The city of Philadelphia is the most buzzing sports town in the world right now. The Eagles are the last remaining undefeated team in the NFL while the Phillies are headed back to the World Series for the first time since 2009. There is no better feeling than being a sports fan in the same city where the teams are hot and successful, and the fans in Philly are living the sports fan dream.
Now, imagine you grew up in the area, went to the games as a kid, tailgated in the parking lot and donned the jerseys and apparel to show your unwavering support. Then, imagine being so talented that you reach the pinnacle of athletics and become one of the highest paid athletes of all time. It would seem like a fair trade to make, and I honestly think I could trade my White Sox fandom for hundreds of millions of dollars from the Los Angeles Angels. But, I think I still feel bad for Mike Trout.
Trout has been a model of consistency and success over the last decade plus, and his reward for his stellar play over the course of his tenure in LA has been one playoff appearance totaling three games. In fact, if we want to do the math on that, just .2% of all games Mike Trout has played in his career have been postseason games, and he has played 914 straight games without playing in the playoffs.
For comparison, Bryce Harper, with whom Trout was compared to for some time and has also had some difficulty getting into the postseason in his career, has 2.2% of all his career games played in the postseason.
That may not seem like much, but a two percent difference with a range of greater than 1300 career games played is significant. Harper, in his fifth career postseason appearance, has now gotten his chance to make his unforgettable moment in baseball history after years of his highly touted play had been unseen on baseball’s biggest stage. Unfortunately for Mike Trout, he hasn’t even gotten a sniff.
Trout has been the greatest baseball player on the planet for this generation, yet his lack of a postseason presence has left him off the list of most recognizable and popular names in the sport. The sad part is that it has nothing to do with Trout. Whether it be playing on the West Coast past the majority of the fans’ bedtimes or being a part of a team tied for the longest postseason drought of any MLB team (congrats Seattle, no longer your problem), Trout’s inability to be seen by the largest consortium of baseball watchers has little to do with anything he is in control of.
The other aspect of this is that Trout is now under his fourth general manager in 11 years with the reason being that none of them have been able to build a winning team around the game’s most consistent star. The ineptitude in the front office of the Angels has caused countless years of wasted production for Trout, and even with the addition of Shohei Ohtani, who has literally set records unseen in the sport, the club cannot win.
They have tried, and there is no question about that.
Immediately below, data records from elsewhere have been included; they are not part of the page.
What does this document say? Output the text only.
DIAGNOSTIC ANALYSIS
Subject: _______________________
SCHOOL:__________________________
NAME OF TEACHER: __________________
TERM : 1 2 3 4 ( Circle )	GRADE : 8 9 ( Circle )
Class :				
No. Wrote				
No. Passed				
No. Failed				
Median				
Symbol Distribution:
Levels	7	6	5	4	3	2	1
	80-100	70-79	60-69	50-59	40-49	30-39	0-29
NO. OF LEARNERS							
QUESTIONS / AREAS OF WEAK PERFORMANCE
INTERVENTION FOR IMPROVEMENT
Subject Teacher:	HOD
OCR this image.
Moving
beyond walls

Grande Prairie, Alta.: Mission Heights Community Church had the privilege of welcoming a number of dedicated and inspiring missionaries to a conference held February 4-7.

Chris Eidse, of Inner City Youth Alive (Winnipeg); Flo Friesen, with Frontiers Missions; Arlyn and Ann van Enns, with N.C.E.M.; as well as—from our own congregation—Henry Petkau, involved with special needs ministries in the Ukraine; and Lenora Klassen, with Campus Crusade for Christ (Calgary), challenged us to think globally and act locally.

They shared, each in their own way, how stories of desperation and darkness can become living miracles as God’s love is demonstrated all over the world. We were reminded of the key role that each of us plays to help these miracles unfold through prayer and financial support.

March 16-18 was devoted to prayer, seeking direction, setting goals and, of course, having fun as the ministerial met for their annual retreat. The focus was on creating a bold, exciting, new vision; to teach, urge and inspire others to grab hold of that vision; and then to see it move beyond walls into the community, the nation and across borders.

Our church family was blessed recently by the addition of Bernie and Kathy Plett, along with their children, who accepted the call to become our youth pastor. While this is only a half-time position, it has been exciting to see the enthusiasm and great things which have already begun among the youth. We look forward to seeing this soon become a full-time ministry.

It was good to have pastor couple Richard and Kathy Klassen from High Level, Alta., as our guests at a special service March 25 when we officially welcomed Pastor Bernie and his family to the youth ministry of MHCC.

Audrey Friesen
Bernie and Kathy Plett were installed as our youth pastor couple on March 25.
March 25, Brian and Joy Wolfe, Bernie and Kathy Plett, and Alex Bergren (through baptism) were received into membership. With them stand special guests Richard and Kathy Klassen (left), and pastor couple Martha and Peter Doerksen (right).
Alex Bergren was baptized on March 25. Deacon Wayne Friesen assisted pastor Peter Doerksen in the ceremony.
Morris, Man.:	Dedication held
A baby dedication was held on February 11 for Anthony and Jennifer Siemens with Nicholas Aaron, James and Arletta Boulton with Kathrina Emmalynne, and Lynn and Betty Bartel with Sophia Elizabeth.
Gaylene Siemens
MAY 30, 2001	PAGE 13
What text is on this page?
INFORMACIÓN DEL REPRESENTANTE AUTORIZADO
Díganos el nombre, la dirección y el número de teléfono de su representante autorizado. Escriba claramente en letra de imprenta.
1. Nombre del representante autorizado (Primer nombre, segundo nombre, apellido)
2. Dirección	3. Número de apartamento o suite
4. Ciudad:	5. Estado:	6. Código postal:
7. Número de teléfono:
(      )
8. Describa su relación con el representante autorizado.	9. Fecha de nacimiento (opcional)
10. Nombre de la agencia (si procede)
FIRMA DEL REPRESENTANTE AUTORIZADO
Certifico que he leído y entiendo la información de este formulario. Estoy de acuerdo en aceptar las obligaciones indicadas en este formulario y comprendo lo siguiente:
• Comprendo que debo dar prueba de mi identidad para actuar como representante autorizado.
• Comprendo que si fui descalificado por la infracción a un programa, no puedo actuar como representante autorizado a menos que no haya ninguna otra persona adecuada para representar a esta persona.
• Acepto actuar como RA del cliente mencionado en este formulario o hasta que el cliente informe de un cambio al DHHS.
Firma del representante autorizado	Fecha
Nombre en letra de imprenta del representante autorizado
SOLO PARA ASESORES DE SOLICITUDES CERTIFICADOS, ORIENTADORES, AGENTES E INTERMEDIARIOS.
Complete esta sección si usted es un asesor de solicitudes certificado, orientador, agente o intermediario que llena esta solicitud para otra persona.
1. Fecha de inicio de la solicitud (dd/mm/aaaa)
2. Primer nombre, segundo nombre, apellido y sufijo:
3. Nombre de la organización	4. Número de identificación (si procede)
The Angels have shelled out mega deals to stars such as Josh Hamilton and Albert Pujols, neither of which have worked out. They have spent big on hot names like Anthony Rendon and Justin Upton, neither of which worked out. They have even taken flyers on arms like Noah Syndergaard, Dylan Bundy, Alex Cobb and others, none of whom panned out the way they needed them too. All of these attempts to pair Trout with someone who could also propel the organization to the next step have failed, and have only set the Angels back further. Trout is the only reason the Angels have stayed relevant since the early 2010’s.
It has been a revolving door of below average play, money poorly spent, and end of the year disappointment for the Angels, and it has all occurred while Mike Trout continues to be the curriculum to modern baseball performance. I quiver as I await the same fate for Shohei Ohtani, as well.
Now, one could make the case that Trout should not have accepted his earth-shattering contract with the Angels, a deal that encompasses 12 years with a dollar amount that rides north of $400 million. This deal takes him through 2030, and at this point, he is getting paid to be as miserable as a super-millionaire could be. The reason for signing the deal is really simple though: Could you turn down 12 years of financial security that not only is enough to provide for you, but for generations of the Trout name to come? I would sign that contract in a heartbeat, and although the location and the organization may not be ideal, the numbers and the sense of safety are nearly impossible to turn down.
So, let’s bring this back to Philadelphia. Mike Trout has watched playoff baseball for the now eighth consecutive year, and this year should easily sting the worse. His Phillies are in the World Series, and his town of fandom is buzzing like a teenager at a house party. At the fault of everybody’s but his own, Trout is obligated to sit at home wonder what could have been. What if the rumors of Trout to Philly had been made to be true? What if he had put all his chips in and taken himself to free agency?
The world may never know, but I am sure of this: There is no current MLB player I feel for right now more than Mike Trout, because I am sure there is no place he’d rather be right now than in Philly, living the dream. Whether he would be at an Eagles tailgate getting ready to watch a seventh straight victory or at Citizens Bank Park ready to take the field in front of the sport’s craziest fanbase, Trout’s October will look eerily similar to the previous eight- somewhere he shouldn’t be.